The bus ride from Buenos Aires takes 4 hours, but it's extremely comfortable because I took the ''coche cama'' (which literally means bed seats) bus. It's the most comfortable bus I've ever been on. In Argentina, everything is far away, so this kind of comfortable bus is very common. However, some Argentine families travel these long distances by car and a simple and efficient way to distract their children and shorten the trip is to have them count cows that should be on the side of the road. Unfortunately, I didn't see any cows (maybe it was too hot for them), so I had to distract myself with music. These days I listen to Brazilian reggae on repeat.
I arrived in Rosario and felt like I was in hell. Not because of the dangers, but because it was extremely hot! In the 3 days I spent there, it was 39 degrees. It was so hot that I didn't leave the house until 3pm on the second day. It was probably the first time that I wasn’t tempted to explore a new city. I stayed inside, had the AC on and started playing PES 2011 (football game) on the apartment owner's Playstation. It was also a unique experience for me because I was playing with Barcelona and Rosario is actually Messi's hometown. Also, I haven't played Playstation in years. So in the 3 days, I focused more on exploring the city at night.
For me, it was a very special city to visit because it's very different from Buenos Aires. Of course, it's smaller, more local, more authentic and not spoiled by tourism. This was exactly what I needed after having already spent more than a month in the crowded city center of Buenos Aires. Also, the huge Paraná River, the second longest river in South America, made the city much more pleasant and made me appreciate nature even more.
In Argentina, everything is a social matter. And I'm grateful to have been able to experience many of these local, social activities in Rosario. Lara arranged a barbecue (asado) at her friends' house. Spending the evening with her friends eating delicious Argentine meat and drinking fernet was the biggest highlight of my trip so far. This was the deepest I went in peeling the travel onion.
Seeing new sights, visiting museums, and taking classic tours will hardly take you to the deeper layers of the destination. However, dining with locals who prepare the food they normally eat, in the way they normally eat it, is probably the best way to go deeper. It can't be commercialized. That's why it's not tourism, it's travel. I don't know if it's luck or just my openness to new experiences and exploration, or the good friends I already know who're now recommending new adventures to me. Whatever it is, I like it.
I like it, but I also need time to process such experiences. I don't feel like going straight to new explorations. I feel like processing the previous experience first, taking it all in, noticing the details, and of course, writing it down as I do now. Perhaps it's also my introverted side that needs this processing.
Ruskin believed that we should write down or ideally paint our experiences or the landscape we see to really grasp them and appreciate their beauty and not to rush through our travels.
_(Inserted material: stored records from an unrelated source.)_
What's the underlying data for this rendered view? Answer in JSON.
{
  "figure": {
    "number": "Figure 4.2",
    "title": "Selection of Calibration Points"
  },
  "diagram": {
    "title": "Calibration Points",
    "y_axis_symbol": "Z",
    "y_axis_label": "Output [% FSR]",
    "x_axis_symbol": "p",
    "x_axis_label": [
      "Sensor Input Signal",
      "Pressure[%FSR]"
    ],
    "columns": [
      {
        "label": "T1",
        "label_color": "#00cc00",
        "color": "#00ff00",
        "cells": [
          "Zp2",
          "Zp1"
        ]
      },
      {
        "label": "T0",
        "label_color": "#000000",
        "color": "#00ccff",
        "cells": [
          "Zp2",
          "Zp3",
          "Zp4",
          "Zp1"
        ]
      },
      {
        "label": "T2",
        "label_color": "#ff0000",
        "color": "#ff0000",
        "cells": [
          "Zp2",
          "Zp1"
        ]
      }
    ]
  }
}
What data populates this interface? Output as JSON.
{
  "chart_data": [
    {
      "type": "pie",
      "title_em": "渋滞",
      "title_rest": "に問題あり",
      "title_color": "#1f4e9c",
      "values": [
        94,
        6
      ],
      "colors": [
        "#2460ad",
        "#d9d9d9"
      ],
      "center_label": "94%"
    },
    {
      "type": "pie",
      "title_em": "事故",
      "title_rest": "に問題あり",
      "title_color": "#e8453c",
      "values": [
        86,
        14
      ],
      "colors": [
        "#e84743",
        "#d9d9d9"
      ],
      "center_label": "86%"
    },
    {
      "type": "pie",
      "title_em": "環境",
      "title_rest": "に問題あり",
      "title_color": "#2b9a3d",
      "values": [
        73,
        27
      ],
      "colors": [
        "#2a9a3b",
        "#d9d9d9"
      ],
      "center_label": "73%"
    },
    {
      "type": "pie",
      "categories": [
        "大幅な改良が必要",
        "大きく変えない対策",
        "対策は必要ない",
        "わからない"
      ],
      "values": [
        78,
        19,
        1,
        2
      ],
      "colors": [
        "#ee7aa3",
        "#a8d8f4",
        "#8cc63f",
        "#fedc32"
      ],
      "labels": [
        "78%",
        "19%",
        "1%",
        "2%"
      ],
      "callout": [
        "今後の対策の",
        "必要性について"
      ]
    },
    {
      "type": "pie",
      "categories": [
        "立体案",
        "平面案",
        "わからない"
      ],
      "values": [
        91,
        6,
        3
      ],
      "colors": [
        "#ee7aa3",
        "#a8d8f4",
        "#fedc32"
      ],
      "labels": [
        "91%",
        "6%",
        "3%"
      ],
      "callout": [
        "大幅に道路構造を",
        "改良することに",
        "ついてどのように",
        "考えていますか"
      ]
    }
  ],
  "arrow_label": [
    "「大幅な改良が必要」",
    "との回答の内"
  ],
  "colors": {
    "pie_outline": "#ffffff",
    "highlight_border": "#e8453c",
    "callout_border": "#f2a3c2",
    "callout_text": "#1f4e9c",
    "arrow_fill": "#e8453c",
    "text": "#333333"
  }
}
He said that ‘‘there was always more in the world than men could see, walked they ever so slowly; they will see it no better for going fast’’ and ‘‘the really precious things are thought and sight, not pace.’’
This type of slow traveling is great because it doesn't force me to do everything in a short amount of time. I can go exploring at my own pace and increase my chances for serendipity. Like everything in life, you can't force serendipity. You also can't force meaningful experiences on your travels.
You can’t force it, because traveling is like being in a river. Sometimes you go faster, sometimes slower. Sometimes you cross dangerous paths, sometimes safer ones. You swim with the current, not knowing where it will take you or what will become of you when you swim out. Then you go into another river and let the current take you again. And again. The more rivers you go through, the better you can handle the journey. But you can never know what the journey will be like and what it will give you or take away. That's serendipity.
Oh, and if someone is considering Rosario but is afraid of the safety issues, I would say that you should still visit the city, but be extra careful, of course. From what I have heard, people may have their phones stolen from their hands and robberies can happen (more commonly then in Buenos Aires). It's also best to take a taxi at night.